3. In the city of Chicago, 235 baseball fans were sampled and asked if they cheer for the White Sox or the Cubs. 155 of the questioned people preferred the Cubs, while the remaining 80 fans preferred the White Sox. Use normal approximation to test the hypothesis that the Cubs and White Sox have an equal number of fans in the city at the \(\alpha = .05\) level. Construct a 95% Confidence Interval for the true proportion of Chicago fans who cheer for the Cubs, still using normal approximation.

4. An article in the New England Journal of Medicine reported that among adults living in the United States, the average level of albumin in cerebrospinal fluid is 29.5 mg/dl, with a standard deviation of 9.25 mg/dl. We are going to select a sample of size 20 from this population. Assume albumin levels in cerebrospinal fluid in U.S. adults are normally distributed.

1. How does the variability of our sample mean compare with the variability of albumin levels in the population?
2. What is the probability that our sample mean will lie between 29 and 31 mg/dl?
3. What two values will contain the middle 50% of our sample means?
4. Now assume we don’t know the standard deviation or mean of the population and our sample of 20 has a mean albumin level of 30.1 mg/dl and a standard deviation of 8.95 mg/dl.
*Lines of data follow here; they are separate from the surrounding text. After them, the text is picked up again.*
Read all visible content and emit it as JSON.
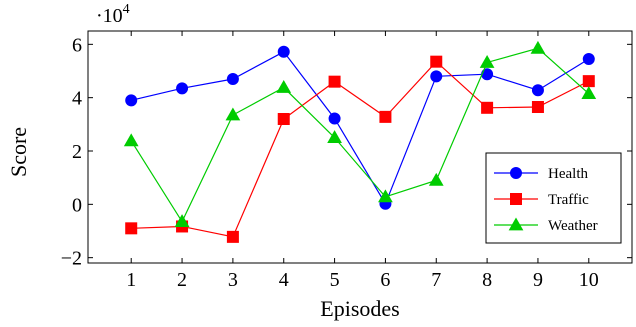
{
  "chart_data": {
    "type": "line",
    "title": "",
    "xlabel": "Episodes",
    "ylabel": "Score",
    "multiplier_base": "·10",
    "multiplier_exp": "4",
    "x": [
      1,
      2,
      3,
      4,
      5,
      6,
      7,
      8,
      9,
      10
    ],
    "x_ticks": [
      "1",
      "2",
      "3",
      "4",
      "5",
      "6",
      "7",
      "8",
      "9",
      "10"
    ],
    "y_ticks": [
      -2,
      0,
      2,
      4,
      6
    ],
    "y_tick_labels": [
      "−2",
      "0",
      "2",
      "4",
      "6"
    ],
    "xlim": [
      0.15,
      10.85
    ],
    "ylim": [
      -2.2,
      6.5
    ],
    "grid": false,
    "legend_position": "bottom-right",
    "series": [
      {
        "name": "Health",
        "color": "#0000ff",
        "marker": "circle",
        "values": [
          3.9,
          4.35,
          4.7,
          5.72,
          3.22,
          0.02,
          4.8,
          4.88,
          4.28,
          5.45
        ]
      },
      {
        "name": "Traffic",
        "color": "#ff0000",
        "marker": "square",
        "values": [
          -0.9,
          -0.83,
          -1.22,
          3.2,
          4.6,
          3.28,
          5.35,
          3.62,
          3.65,
          4.62
        ]
      },
      {
        "name": "Weather",
        "color": "#00cc00",
        "marker": "triangle",
        "values": [
          2.38,
          -0.65,
          3.35,
          4.38,
          2.5,
          0.28,
          0.9,
          5.32,
          5.85,
          4.15
        ]
      }
    ]
  }
}
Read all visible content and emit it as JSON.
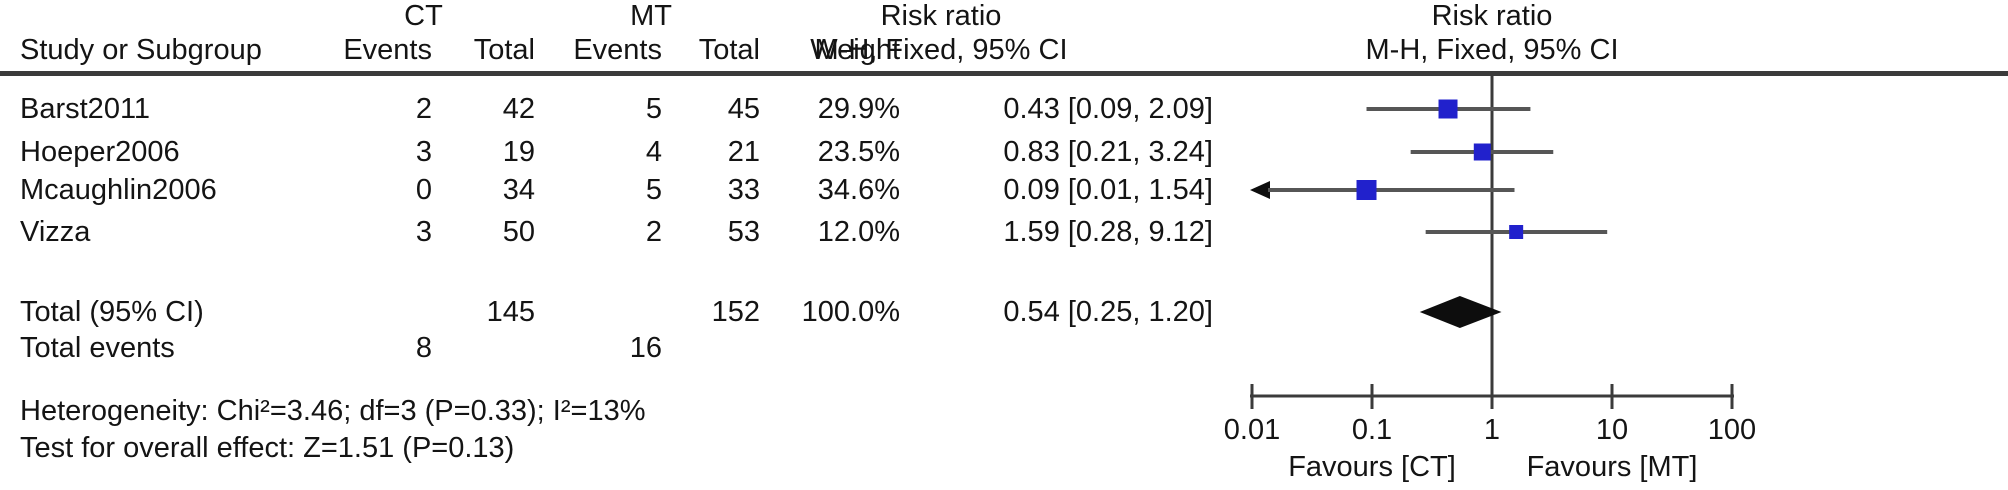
{
  "colors": {
    "square": "#2121cc",
    "diamond": "#0d0d0d",
    "ci_line": "#565656",
    "axis": "#3b3b3b",
    "text": "#141414"
  },
  "header": {
    "group_ct": "CT",
    "group_mt": "MT",
    "risk_ratio_left_line1": "Risk ratio",
    "risk_ratio_left_line2": "M-H, Fixed, 95% CI",
    "risk_ratio_right_line1": "Risk ratio",
    "risk_ratio_right_line2": "M-H, Fixed, 95% CI",
    "col_study": "Study or Subgroup",
    "col_events_ct": "Events",
    "col_total_ct": "Total",
    "col_events_mt": "Events",
    "col_total_mt": "Total",
    "col_weight": "Weight"
  },
  "chart_data": {
    "type": "forest_plot",
    "effect_measure": "Risk ratio",
    "method": "M-H, Fixed, 95% CI",
    "x_scale": "log10",
    "x_range": [
      0.01,
      100
    ],
    "x_ticks": [
      {
        "value": 0.01,
        "label": "0.01"
      },
      {
        "value": 0.1,
        "label": "0.1"
      },
      {
        "value": 1,
        "label": "1"
      },
      {
        "value": 10,
        "label": "10"
      },
      {
        "value": 100,
        "label": "100"
      }
    ],
    "favours_left": "Favours [CT]",
    "favours_right": "Favours [MT]",
    "studies": [
      {
        "name": "Barst2011",
        "ct_events": "2",
        "ct_total": "42",
        "mt_events": "5",
        "mt_total": "45",
        "weight": "29.9%",
        "weight_value": 29.9,
        "rr_text": "0.43 [0.09, 2.09]",
        "rr": 0.43,
        "ci_low": 0.09,
        "ci_high": 2.09,
        "arrow_low": false
      },
      {
        "name": "Hoeper2006",
        "ct_events": "3",
        "ct_total": "19",
        "mt_events": "4",
        "mt_total": "21",
        "weight": "23.5%",
        "weight_value": 23.5,
        "rr_text": "0.83 [0.21, 3.24]",
        "rr": 0.83,
        "ci_low": 0.21,
        "ci_high": 3.24,
        "arrow_low": false
      },
      {
        "name": "Mcaughlin2006",
        "ct_events": "0",
        "ct_total": "34",
        "mt_events": "5",
        "mt_total": "33",
        "weight": "34.6%",
        "weight_value": 34.6,
        "rr_text": "0.09 [0.01, 1.54]",
        "rr": 0.09,
        "ci_low": 0.01,
        "ci_high": 1.54,
        "arrow_low": true
      },
      {
        "name": "Vizza",
        "ct_events": "3",
        "ct_total": "50",
        "mt_events": "2",
        "mt_total": "53",
        "weight": "12.0%",
        "weight_value": 12.0,
        "rr_text": "1.59 [0.28, 9.12]",
        "rr": 1.59,
        "ci_low": 0.28,
        "ci_high": 9.12,
        "arrow_low": false
      }
    ],
    "total": {
      "label": "Total (95% CI)",
      "ct_total": "145",
      "mt_total": "152",
      "weight": "100.0%",
      "rr_text": "0.54 [0.25, 1.20]",
      "rr": 0.54,
      "ci_low": 0.25,
      "ci_high": 1.2
    },
    "total_events": {
      "label": "Total events",
      "ct": "8",
      "mt": "16"
    },
    "heterogeneity": "Heterogeneity: Chi²=3.46; df=3 (P=0.33); I²=13%",
    "overall_effect": "Test for overall effect: Z=1.51 (P=0.13)"
  }
}
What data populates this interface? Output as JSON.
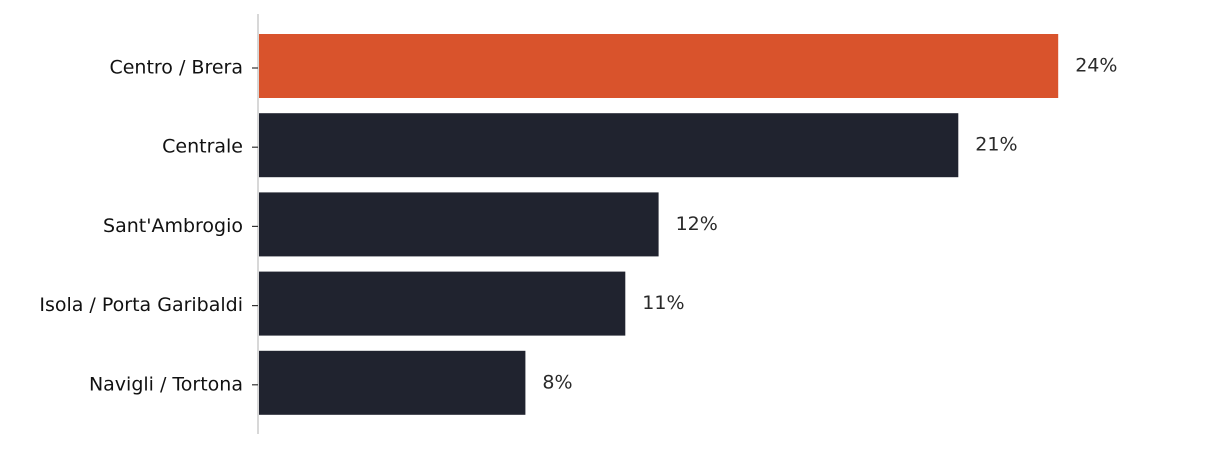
{
  "chart_data": {
    "type": "bar",
    "orientation": "horizontal",
    "categories": [
      "Centro / Brera",
      "Centrale",
      "Sant'Ambrogio",
      "Isola / Porta Garibaldi",
      "Navigli / Tortona"
    ],
    "values": [
      24,
      21,
      12,
      11,
      8
    ],
    "value_labels": [
      "24%",
      "21%",
      "12%",
      "11%",
      "8%"
    ],
    "unit": "%",
    "xlim": [
      0,
      28
    ],
    "grid": false,
    "legend": "none",
    "highlight_index": 0
  },
  "colors": {
    "highlight": "#d9532c",
    "bar": "#20232f",
    "axis": "#cccccc",
    "tick": "#333333"
  }
}
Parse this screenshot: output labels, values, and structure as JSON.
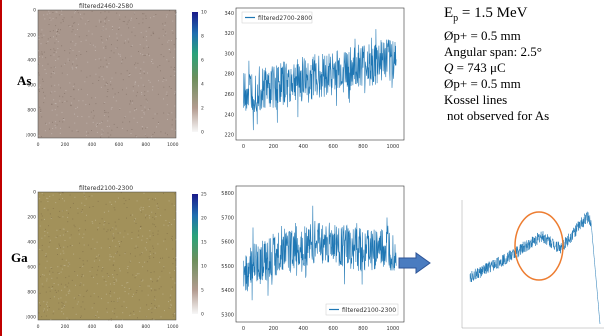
{
  "row_labels": {
    "as": "As",
    "ga": "Ga"
  },
  "info": {
    "energy": "E",
    "energy_sub": "p",
    "energy_value": " = 1.5 MeV",
    "diam1": "Øp+ = 0.5 mm",
    "span": "Angular span: 2.5°",
    "charge_sym": "Q",
    "charge_value": " = 743 μC",
    "diam2": "Øp+ = 0.5 mm",
    "kossel1": "Kossel lines",
    "kossel2": "not observed for As"
  },
  "colors": {
    "as_map": "#a8968c",
    "ga_map": "#a2915a",
    "series": "#1f77b4",
    "ellipse": "#ed7d31",
    "arrow": "#4a7cc0"
  },
  "chart_data": [
    {
      "type": "heatmap",
      "title": "filtered2460-2580",
      "xticks": [
        "0",
        "200",
        "400",
        "600",
        "800",
        "1000"
      ],
      "yticks": [
        "0",
        "200",
        "400",
        "600",
        "800",
        "1000"
      ],
      "colorbar_ticks": [
        "0",
        "2",
        "4",
        "6",
        "8",
        "10"
      ],
      "xlim": [
        0,
        1024
      ],
      "ylim": [
        1024,
        0
      ],
      "clim": [
        0,
        10
      ]
    },
    {
      "type": "line",
      "series": [
        {
          "name": "filtered2700-2800"
        }
      ],
      "xticks": [
        "0",
        "200",
        "400",
        "600",
        "800",
        "1000"
      ],
      "yticks": [
        "220",
        "240",
        "260",
        "280",
        "300",
        "320",
        "340"
      ],
      "xlim": [
        -50,
        1074
      ],
      "ylim": [
        215,
        345
      ],
      "legend": "top-left",
      "trend": {
        "x": [
          0,
          1024
        ],
        "y": [
          262,
          295
        ]
      },
      "noise_amplitude": 22,
      "n_points": 1024
    },
    {
      "type": "heatmap",
      "title": "filtered2100-2300",
      "xticks": [
        "0",
        "200",
        "400",
        "600",
        "800",
        "1000"
      ],
      "yticks": [
        "0",
        "200",
        "400",
        "600",
        "800",
        "1000"
      ],
      "colorbar_ticks": [
        "0",
        "5",
        "10",
        "15",
        "20",
        "25"
      ],
      "xlim": [
        0,
        1024
      ],
      "ylim": [
        1024,
        0
      ],
      "clim": [
        0,
        25
      ]
    },
    {
      "type": "line",
      "series": [
        {
          "name": "filtered2100-2300"
        }
      ],
      "xticks": [
        "0",
        "200",
        "400",
        "600",
        "800",
        "1000"
      ],
      "yticks": [
        "5300",
        "5400",
        "5500",
        "5600",
        "5700",
        "5800"
      ],
      "xlim": [
        -50,
        1074
      ],
      "ylim": [
        5270,
        5830
      ],
      "legend": "bottom-right",
      "trend": {
        "x": [
          0,
          250,
          500,
          750,
          1024
        ],
        "y": [
          5480,
          5560,
          5600,
          5570,
          5560
        ]
      },
      "noise_amplitude": 90,
      "n_points": 1024
    },
    {
      "type": "line",
      "series": [
        {}
      ],
      "trend": {
        "x": [
          0,
          0.3,
          0.55,
          0.7,
          0.9,
          0.93,
          1.0
        ],
        "y": [
          0.38,
          0.55,
          0.72,
          0.62,
          0.88,
          0.85,
          0.0
        ]
      },
      "noise_amplitude": 0.05,
      "n_points": 600
    }
  ]
}
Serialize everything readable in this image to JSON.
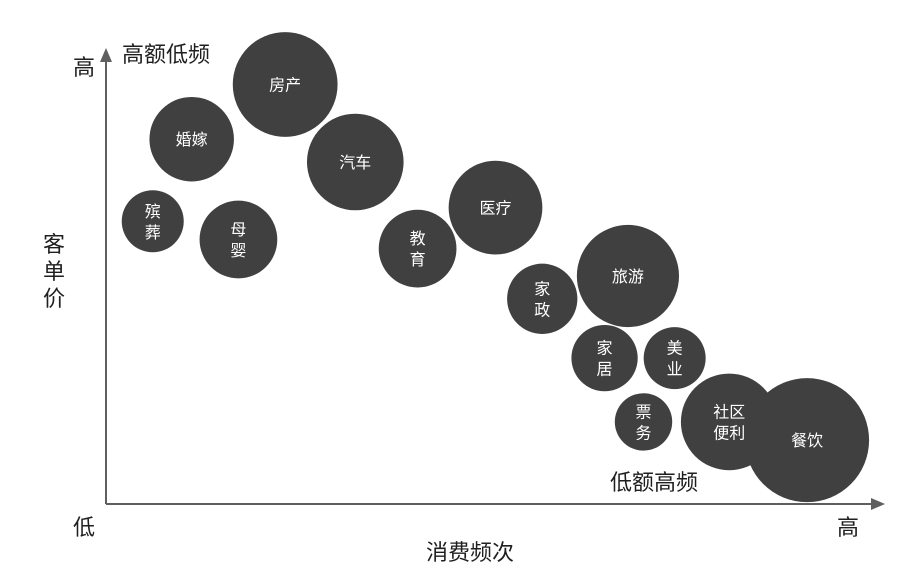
{
  "chart_data": {
    "type": "bubble",
    "xlabel": "消费频次",
    "ylabel": "客单价",
    "x_axis": {
      "low_label": "低",
      "high_label": "高"
    },
    "y_axis": {
      "low_label": "低",
      "high_label": "高"
    },
    "xlim": [
      0,
      10
    ],
    "ylim": [
      0,
      10
    ],
    "grid": false,
    "annotations": {
      "top_left": "高额低频",
      "bottom_right": "低额高频"
    },
    "bubbles": [
      {
        "label": "房产",
        "x": 2.3,
        "y": 9.2,
        "size": 10
      },
      {
        "label": "婚嫁",
        "x": 1.1,
        "y": 8.0,
        "size": 6.5
      },
      {
        "label": "殡葬",
        "x": 0.6,
        "y": 6.2,
        "size": 3.5
      },
      {
        "label": "母婴",
        "x": 1.7,
        "y": 5.8,
        "size": 5.5
      },
      {
        "label": "汽车",
        "x": 3.2,
        "y": 7.5,
        "size": 8.5
      },
      {
        "label": "教育",
        "x": 4.0,
        "y": 5.6,
        "size": 5.5
      },
      {
        "label": "医疗",
        "x": 5.0,
        "y": 6.5,
        "size": 8
      },
      {
        "label": "家政",
        "x": 5.6,
        "y": 4.5,
        "size": 4.5
      },
      {
        "label": "旅游",
        "x": 6.7,
        "y": 5.0,
        "size": 9.5
      },
      {
        "label": "家居",
        "x": 6.4,
        "y": 3.2,
        "size": 4
      },
      {
        "label": "美业",
        "x": 7.3,
        "y": 3.2,
        "size": 3.5
      },
      {
        "label": "票务",
        "x": 6.9,
        "y": 1.8,
        "size": 3
      },
      {
        "label": "社区便利",
        "x": 8.0,
        "y": 1.8,
        "size": 8.5
      },
      {
        "label": "餐饮",
        "x": 9.0,
        "y": 1.4,
        "size": 14
      }
    ]
  }
}
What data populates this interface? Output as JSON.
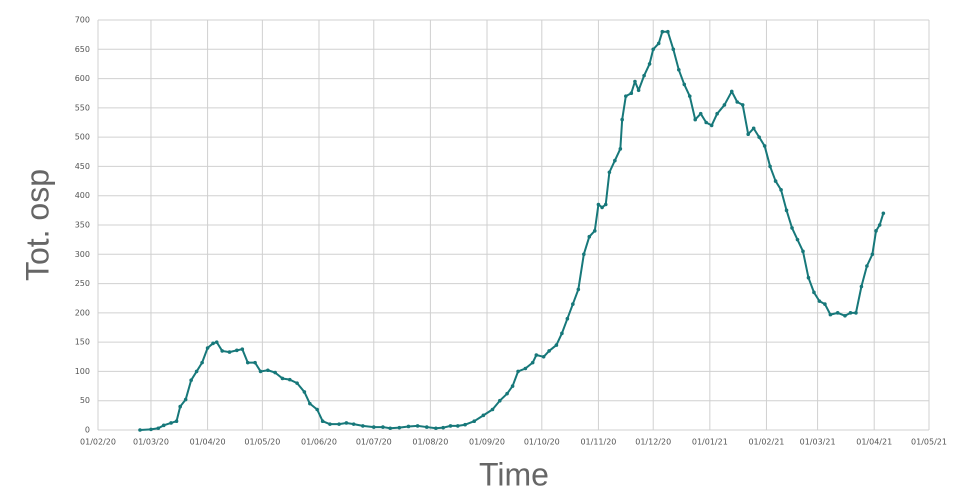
{
  "chart_data": {
    "type": "line",
    "x_label": "Time",
    "y_label": "Tot. osp",
    "color": "#17787a",
    "grid": true,
    "markers": true,
    "xlim": [
      "2020-02-01",
      "2021-05-01"
    ],
    "xticks": [
      {
        "value": "2020-02-01",
        "label": "01/02/20"
      },
      {
        "value": "2020-03-01",
        "label": "01/03/20"
      },
      {
        "value": "2020-04-01",
        "label": "01/04/20"
      },
      {
        "value": "2020-05-01",
        "label": "01/05/20"
      },
      {
        "value": "2020-06-01",
        "label": "01/06/20"
      },
      {
        "value": "2020-07-01",
        "label": "01/07/20"
      },
      {
        "value": "2020-08-01",
        "label": "01/08/20"
      },
      {
        "value": "2020-09-01",
        "label": "01/09/20"
      },
      {
        "value": "2020-10-01",
        "label": "01/10/20"
      },
      {
        "value": "2020-11-01",
        "label": "01/11/20"
      },
      {
        "value": "2020-12-01",
        "label": "01/12/20"
      },
      {
        "value": "2021-01-01",
        "label": "01/01/21"
      },
      {
        "value": "2021-02-01",
        "label": "01/02/21"
      },
      {
        "value": "2021-03-01",
        "label": "01/03/21"
      },
      {
        "value": "2021-04-01",
        "label": "01/04/21"
      },
      {
        "value": "2021-05-01",
        "label": "01/05/21"
      }
    ],
    "ylim": [
      0,
      700
    ],
    "yticks": [
      0,
      50,
      100,
      150,
      200,
      250,
      300,
      350,
      400,
      450,
      500,
      550,
      600,
      650,
      700
    ],
    "x": [
      "2020-02-24",
      "2020-03-01",
      "2020-03-05",
      "2020-03-08",
      "2020-03-12",
      "2020-03-15",
      "2020-03-17",
      "2020-03-20",
      "2020-03-23",
      "2020-03-26",
      "2020-03-29",
      "2020-04-01",
      "2020-04-04",
      "2020-04-06",
      "2020-04-09",
      "2020-04-13",
      "2020-04-17",
      "2020-04-20",
      "2020-04-23",
      "2020-04-27",
      "2020-04-30",
      "2020-05-04",
      "2020-05-08",
      "2020-05-12",
      "2020-05-16",
      "2020-05-20",
      "2020-05-24",
      "2020-05-27",
      "2020-05-31",
      "2020-06-03",
      "2020-06-07",
      "2020-06-12",
      "2020-06-16",
      "2020-06-20",
      "2020-06-25",
      "2020-07-01",
      "2020-07-06",
      "2020-07-10",
      "2020-07-15",
      "2020-07-20",
      "2020-07-25",
      "2020-07-30",
      "2020-08-04",
      "2020-08-08",
      "2020-08-12",
      "2020-08-16",
      "2020-08-20",
      "2020-08-25",
      "2020-08-30",
      "2020-09-04",
      "2020-09-08",
      "2020-09-12",
      "2020-09-15",
      "2020-09-18",
      "2020-09-22",
      "2020-09-26",
      "2020-09-28",
      "2020-10-02",
      "2020-10-05",
      "2020-10-09",
      "2020-10-12",
      "2020-10-15",
      "2020-10-18",
      "2020-10-21",
      "2020-10-24",
      "2020-10-27",
      "2020-10-30",
      "2020-11-01",
      "2020-11-03",
      "2020-11-05",
      "2020-11-07",
      "2020-11-10",
      "2020-11-13",
      "2020-11-14",
      "2020-11-16",
      "2020-11-19",
      "2020-11-21",
      "2020-11-23",
      "2020-11-26",
      "2020-11-29",
      "2020-12-01",
      "2020-12-04",
      "2020-12-06",
      "2020-12-09",
      "2020-12-12",
      "2020-12-15",
      "2020-12-18",
      "2020-12-21",
      "2020-12-24",
      "2020-12-27",
      "2020-12-30",
      "2021-01-02",
      "2021-01-05",
      "2021-01-09",
      "2021-01-13",
      "2021-01-16",
      "2021-01-19",
      "2021-01-22",
      "2021-01-25",
      "2021-01-28",
      "2021-01-31",
      "2021-02-03",
      "2021-02-06",
      "2021-02-09",
      "2021-02-12",
      "2021-02-15",
      "2021-02-18",
      "2021-02-21",
      "2021-02-24",
      "2021-02-27",
      "2021-03-02",
      "2021-03-05",
      "2021-03-08",
      "2021-03-12",
      "2021-03-16",
      "2021-03-19",
      "2021-03-22",
      "2021-03-25",
      "2021-03-28",
      "2021-03-31",
      "2021-04-02",
      "2021-04-04",
      "2021-04-06"
    ],
    "values": [
      0,
      1,
      3,
      8,
      12,
      15,
      40,
      52,
      85,
      100,
      115,
      140,
      148,
      150,
      135,
      133,
      136,
      138,
      115,
      115,
      100,
      102,
      98,
      88,
      86,
      80,
      65,
      45,
      35,
      15,
      10,
      10,
      12,
      10,
      7,
      5,
      5,
      3,
      4,
      6,
      7,
      5,
      3,
      4,
      7,
      7,
      9,
      15,
      25,
      35,
      50,
      62,
      75,
      100,
      105,
      115,
      128,
      125,
      135,
      145,
      165,
      190,
      215,
      240,
      300,
      330,
      340,
      385,
      380,
      385,
      440,
      460,
      480,
      530,
      570,
      575,
      595,
      580,
      605,
      625,
      650,
      660,
      680,
      680,
      650,
      615,
      590,
      570,
      530,
      540,
      525,
      520,
      540,
      555,
      578,
      560,
      555,
      505,
      515,
      500,
      485,
      450,
      425,
      410,
      375,
      345,
      325,
      305,
      260,
      235,
      220,
      215,
      197,
      200,
      195,
      200,
      200,
      245,
      280,
      300,
      340,
      350,
      370
    ]
  }
}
Construct a 95% confidence interval for the population mean and interpret it.
5. Why is the confidence interval constructed in (d) wider than the confidence interval that would be constructed if we used the normal distribution? What variables affect the width of the confidence interval?

5. In the following scenarios, identify what will happen to the power of a hypothesis test:

1. We increase the sample size.
2. The standard deviation of the sample is larger than what we expected.
   
3. Our effect size moves from 5 units to 10 units.